The fun and games continue at Telecom Italia (TIM) , with most of its board resigning on Thursday in what is being seen largely as a tactical move to fend off the activist investor Elliott Advisors, which is unhappy with the growing influence of major shareholder Vivendi on the operator. Among those heading for the door were, as Reuters reports, TIM chairman (and Vivendi CEO) Arnaud de Puyfontaine and Deputy Chairman Giuseppe Recchi, the latter being replaced, somewhat bizarrely, by former CEO and current board member Franco Bernabe. According to a statement by de Puyfontaine, cited by Reuters, the move "will allow TIM shareholders to decide quickly on a new full board ... rather than voting on piecemeal changes to the board as called for by Elliott." (See Eurobites: TIM's Management Turmoil Continues and Telecom Italia Drama: What Is Vivendi Up To?)
As the row surrounding the misuse of Facebook data in the US presidential election rumbles on, the European Commission has warned the US that its data controls need to be tightened up. As the BBC reports, EU Justice Commissioner Vera Jourova said that data controls in the US, such as those that make up the so-called Privacy Shield US-Europe data transfer protocol, fall short of those operating within the EU. On May 25 the General Data Protection Regulation (GDPR) comes into force, which should further strengthen data protection laws in Europe. (See Eurobites: Cambridge Analytica Feels the Heat.)

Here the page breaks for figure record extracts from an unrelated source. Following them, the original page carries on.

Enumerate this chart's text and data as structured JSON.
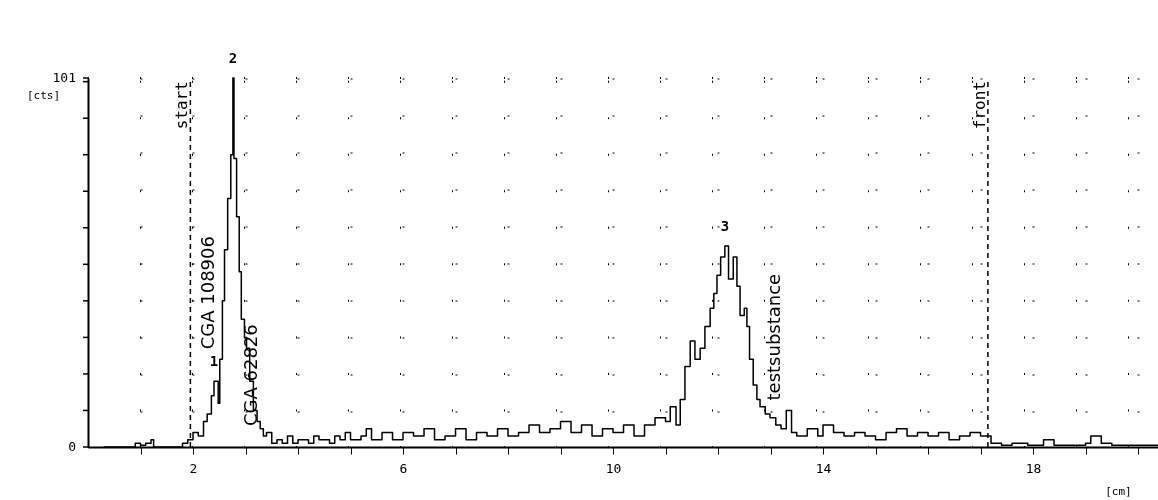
{
  "chart_data": {
    "type": "step",
    "xlabel": "[cm]",
    "ylabel": "[cts]",
    "xlim": [
      0,
      20.38
    ],
    "xticks": [
      {
        "value": 1,
        "label": null
      },
      2,
      {
        "value": 3,
        "label": null
      },
      {
        "value": 4,
        "label": null
      },
      {
        "value": 5,
        "label": null
      },
      6,
      {
        "value": 7,
        "label": null
      },
      {
        "value": 8,
        "label": null
      },
      {
        "value": 9,
        "label": null
      },
      10,
      {
        "value": 11,
        "label": null
      },
      {
        "value": 12,
        "label": null
      },
      {
        "value": 13,
        "label": null
      },
      14,
      {
        "value": 15,
        "label": null
      },
      {
        "value": 16,
        "label": null
      },
      {
        "value": 17,
        "label": null
      },
      18,
      {
        "value": 19,
        "label": null
      },
      {
        "value": 20,
        "label": null
      }
    ],
    "ylim": [
      0,
      101
    ],
    "yticks": [
      0,
      {
        "value": 10,
        "label": null
      },
      {
        "value": 20,
        "label": null
      },
      {
        "value": 30,
        "label": null
      },
      {
        "value": 40,
        "label": null
      },
      {
        "value": 50,
        "label": null
      },
      {
        "value": 60,
        "label": null
      },
      {
        "value": 70,
        "label": null
      },
      {
        "value": 80,
        "label": null
      },
      {
        "value": 90,
        "label": null
      },
      {
        "value": 100,
        "label": null
      },
      101
    ],
    "grid": true,
    "series": [
      {
        "color": "#000000",
        "x": [
          0.3,
          0.8,
          0.9,
          1.0,
          1.1,
          1.2,
          1.25,
          1.5,
          1.8,
          1.9,
          2.0,
          2.1,
          2.2,
          2.27,
          2.35,
          2.4,
          2.48,
          2.51,
          2.56,
          2.6,
          2.66,
          2.72,
          2.76,
          2.78,
          2.83,
          2.88,
          2.92,
          2.98,
          3.02,
          3.08,
          3.15,
          3.22,
          3.28,
          3.34,
          3.4,
          3.5,
          3.6,
          3.7,
          3.8,
          3.9,
          4.0,
          4.2,
          4.3,
          4.4,
          4.6,
          4.7,
          4.8,
          4.9,
          5.0,
          5.2,
          5.3,
          5.4,
          5.6,
          5.8,
          6.0,
          6.2,
          6.4,
          6.6,
          6.8,
          7.0,
          7.2,
          7.4,
          7.6,
          7.8,
          8.0,
          8.2,
          8.4,
          8.6,
          8.8,
          9.0,
          9.2,
          9.4,
          9.6,
          9.8,
          10.0,
          10.2,
          10.4,
          10.6,
          10.8,
          11.0,
          11.09,
          11.2,
          11.28,
          11.37,
          11.47,
          11.56,
          11.66,
          11.75,
          11.85,
          11.92,
          11.98,
          12.05,
          12.13,
          12.2,
          12.29,
          12.36,
          12.42,
          12.5,
          12.55,
          12.6,
          12.67,
          12.74,
          12.8,
          12.9,
          12.99,
          13.1,
          13.2,
          13.3,
          13.4,
          13.5,
          13.7,
          13.9,
          14.0,
          14.2,
          14.4,
          14.6,
          14.8,
          15.0,
          15.2,
          15.4,
          15.6,
          15.8,
          16.0,
          16.2,
          16.4,
          16.6,
          16.8,
          17.0,
          17.2,
          17.4,
          17.6,
          17.9,
          18.2,
          18.4,
          18.8,
          19.0,
          19.1,
          19.3,
          19.5,
          20.38
        ],
        "values": [
          0,
          0,
          1,
          0.5,
          1,
          2,
          0,
          0,
          1,
          2,
          4,
          3,
          7,
          9,
          14,
          18,
          12,
          24,
          40,
          54,
          68,
          80,
          101,
          79,
          63,
          48,
          35,
          30,
          27,
          18,
          10,
          7,
          5,
          3,
          4,
          1,
          2,
          1,
          3,
          1,
          2,
          1,
          3,
          2,
          1,
          3,
          2,
          4,
          2,
          3,
          5,
          2,
          4,
          2,
          4,
          3,
          5,
          2,
          3,
          5,
          2,
          4,
          3,
          5,
          3,
          4,
          6,
          4,
          5,
          7,
          4,
          6,
          3,
          5,
          4,
          6,
          3,
          6,
          8,
          7,
          11,
          6,
          13,
          22,
          29,
          24,
          27,
          33,
          38,
          42,
          47,
          52,
          55,
          46,
          52,
          44,
          36,
          38,
          33,
          24,
          17,
          13,
          11,
          9,
          8,
          6,
          5,
          10,
          4,
          3,
          5,
          3,
          6,
          4,
          3,
          4,
          3,
          2,
          4,
          5,
          3,
          4,
          3,
          4,
          2,
          3,
          4,
          3,
          1,
          0.5,
          1,
          0.5,
          2,
          0.5,
          0.5,
          1,
          3,
          1,
          0.5,
          0.5
        ]
      }
    ],
    "ref_lines": [
      {
        "axis": "x",
        "value": 1.95,
        "label": "start",
        "line_style": "dashed"
      },
      {
        "axis": "x",
        "value": 17.14,
        "label": "front",
        "line_style": "dashed"
      }
    ],
    "annotations": [
      {
        "text": "2",
        "x": 2.76,
        "y": 101
      },
      {
        "text": "1",
        "x": 2.4,
        "y": 18
      },
      {
        "text": "3",
        "x": 12.13,
        "y": 55
      },
      {
        "text": "CGA 108906",
        "x": 2.51,
        "y": 24
      },
      {
        "text": "CGA 62826",
        "x": 3.34,
        "y": 3
      },
      {
        "text": "testsubstance",
        "x": 13.3,
        "y": 10
      }
    ]
  }
}
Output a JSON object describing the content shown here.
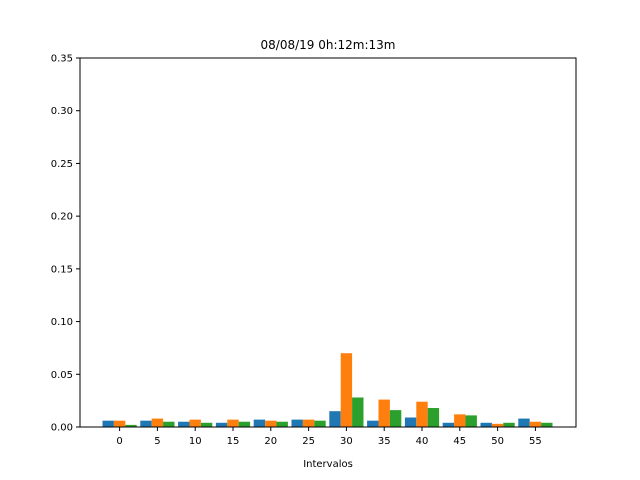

UK broadband providers are still getting it in the neck from Which?, the influential consumer rights organization. In an extensive ring-round of providers, undercover Which? "mystery shoppers" purporting to be in the market for a new broadband package found that providers gave out the regulator-recommended information relating to expected broadband speeds in less than half of the calls. Under Ofcom's current Code of Practice -- due to be updated in March 2019 -- providers should give customers estimated residential broadband speeds "as early as practicable" in the sales process. TalkTalk came bottom of the pile, only giving the relevant information five times out of 12; by contrast, Sky shone, offering estimated speeds 21 times out of 24 occasions.
You know that trusty USB stick you found down the back of the sofa and use for transferring all sensitive company data from your work PC? It's filthy! That, at least, is the thinking behind a new product from Orange Cyberdefense. Its Malware Cleaner is described as a mobile decontamination terminal for USB flash drives, and when a USB stick is shoved into it, it uses five anti-virus search engines to detect any nasties. According to Orange, 70% of employees use USB flash drives from outside their company and connect them to the company network, and 68% of them take no precautions before insertion.
Earlier this week private equity firm PPF agreed to buy Telenor Group (Nasdaq: TELN)'s mobile operations in Hungary, Bulgaria, Serbia and Montenegro for €2.8 billion ($3.45 billion). Bloomberg today takes a closer look at PPF, speculating that it may soon mount a serious challenge to the likes of Deutsche Telekom, Vodafone and Telekom Austria. (See Telenor Offloads Its CEE Unit for €2.8B.)